Every government needs to make priorities. You can’t help everyone, with every problem. The state draws its money from the taxpayer; the challenge is limiting that input, while delivering the services that citizens need and not racking up debt, which imperils the government’s ability to fund those services. Government needs to choose, and choose wisely.
This is where the Ontario Liberals have repeatedly failed. They have prioritized too many questionable expenses: the cancellation of two gas plants at a cost of $1 billion, to save a couple of seats in the 2011 election; the payment of $1 million in legal fees for teachers’ unions during labour negotiations to secure a (bad) deal; and, most recently, a leaked $7 billion scheme to cut carbon emissions, which would raise the cost of heating and driving. But 30,000 autistic children who could benefit from life-changing therapy? They are not apparently a priority for Premier Kathleen Wynne.
Yet if the parents of those children can help it, they will be. The Ontario Autism Coalition (OAC) is planning more protests, including one at Queen’s Park on June 6. Families have the support of both the Tories and the NDP. And their voices will matter when Ontarians next go to the polls — just as they mattered in the last election.
In 2014, I, like many Ontario voters, faced a difficult choice. I was fed up with the Liberal government, its waste, mismanagement and overspending. But I was also the parent of a child with autism. The PCs were proposing to increase class sizes and cut staffing for kindergarten students. For kids with special needs, and for those without, that would mean one thing: less learning. This made me angry, so angry that I castigated the PCs for their short-sightedness and, for the first time in an election, chose not to vote for anyone.
Dave Abel/Toronto Sun/Postmedia Network
Dave Abel/Toronto Sun/Postmedia NetworkPremier Kathleen Wynne speaks at Queens Park in Toronto, Ont. on Monday May 9, 2016.

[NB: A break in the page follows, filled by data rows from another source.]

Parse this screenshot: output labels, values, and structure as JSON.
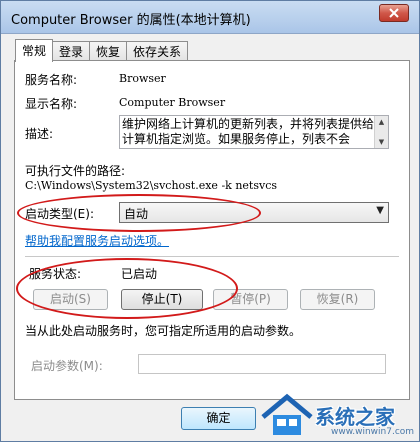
{
  "window": {
    "title": "Computer Browser 的属性(本地计算机)"
  },
  "tabs": [
    {
      "label": "常规"
    },
    {
      "label": "登录"
    },
    {
      "label": "恢复"
    },
    {
      "label": "依存关系"
    }
  ],
  "general": {
    "service_name_label": "服务名称:",
    "service_name_value": "Browser",
    "display_name_label": "显示名称:",
    "display_name_value": "Computer Browser",
    "description_label": "描述:",
    "description_value": "维护网络上计算机的更新列表，并将列表提供给计算机指定浏览。如果服务停止，列表不会",
    "exe_path_label": "可执行文件的路径:",
    "exe_path_value": "C:\\Windows\\System32\\svchost.exe -k netsvcs",
    "startup_type_label": "启动类型(E):",
    "startup_type_value": "自动",
    "help_link": "帮助我配置服务启动选项。",
    "service_status_label": "服务状态:",
    "service_status_value": "已启动",
    "start_button": "启动(S)",
    "stop_button": "停止(T)",
    "pause_button": "暂停(P)",
    "resume_button": "恢复(R)",
    "start_hint": "当从此处启动服务时，您可指定所适用的启动参数。",
    "start_params_label": "启动参数(M):",
    "start_params_value": ""
  },
  "footer": {
    "ok_button": "确定"
  },
  "watermark": {
    "text": "系统之家",
    "url": "www.winwin7.com"
  },
  "colors": {
    "annotation": "#d21a1a",
    "link": "#0066cc",
    "watermark": "#2a6fb8"
  }
}
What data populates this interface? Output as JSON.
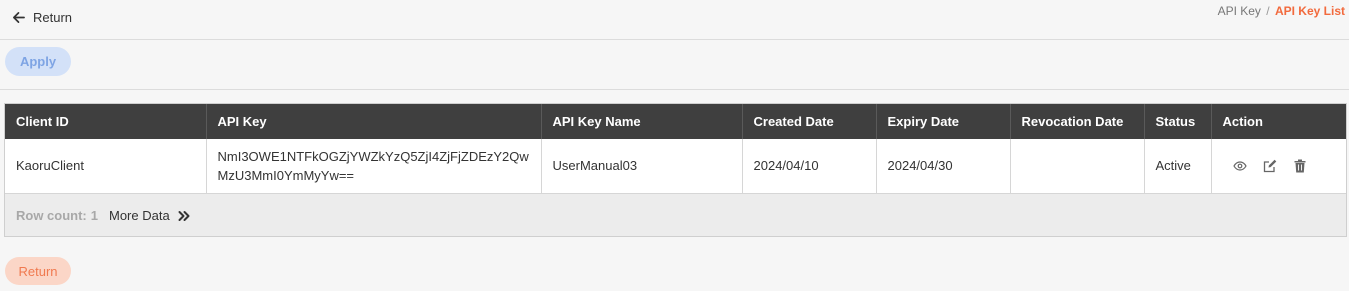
{
  "header": {
    "return_label": "Return",
    "breadcrumb": {
      "parent": "API Key",
      "separator": "/",
      "current": "API Key List"
    }
  },
  "toolbar": {
    "apply_label": "Apply"
  },
  "table": {
    "columns": [
      "Client ID",
      "API Key",
      "API Key Name",
      "Created Date",
      "Expiry Date",
      "Revocation Date",
      "Status",
      "Action"
    ],
    "rows": [
      {
        "client_id": "KaoruClient",
        "api_key": "NmI3OWE1NTFkOGZjYWZkYzQ5ZjI4ZjFjZDEzY2QwMzU3MmI0YmMyYw==",
        "api_key_name": "UserManual03",
        "created_date": "2024/04/10",
        "expiry_date": "2024/04/30",
        "revocation_date": "",
        "status": "Active"
      }
    ],
    "footer": {
      "row_count_label": "Row count:",
      "row_count": "1",
      "more_data_label": "More Data"
    }
  },
  "bottom": {
    "return_label": "Return"
  },
  "colors": {
    "accent_orange": "#f26a3d",
    "apply_bg": "#d3e1f8",
    "apply_text": "#7ea4e4",
    "return_bg": "#fbd6c7",
    "return_text": "#f07a50",
    "header_bg": "#3f3f3f"
  },
  "icons": {
    "return": "arrow-left-icon",
    "view": "eye-icon",
    "edit": "edit-icon",
    "delete": "trash-icon",
    "more": "double-chevron-right-icon"
  }
}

Since then, I’ve gritted my teeth (and eaten crow) over a number of terrible decisions the Liberals have made — including their decision now to cut kids off IBI. But the government still has time to get one priority right, by reversing this decision.
And it doesn’t have to spend more money to do so, just change the way existing dollars are spent. For years, the OAC has shown how a direct funding model — allocating money to families instead of providers — would support more kids with the same amount of resources. Children over age five would thus not need to be cut off IBI to shorten the waitlist for younger kids.
This isn’t just about kids with autism. It is about good government. It is about choices with long-term consequences, for a society that may otherwise have to support these children for the rest of their lives. And yes, it is about the families who love them, and common decency. Wynne still has the chance to listen, and do the right thing.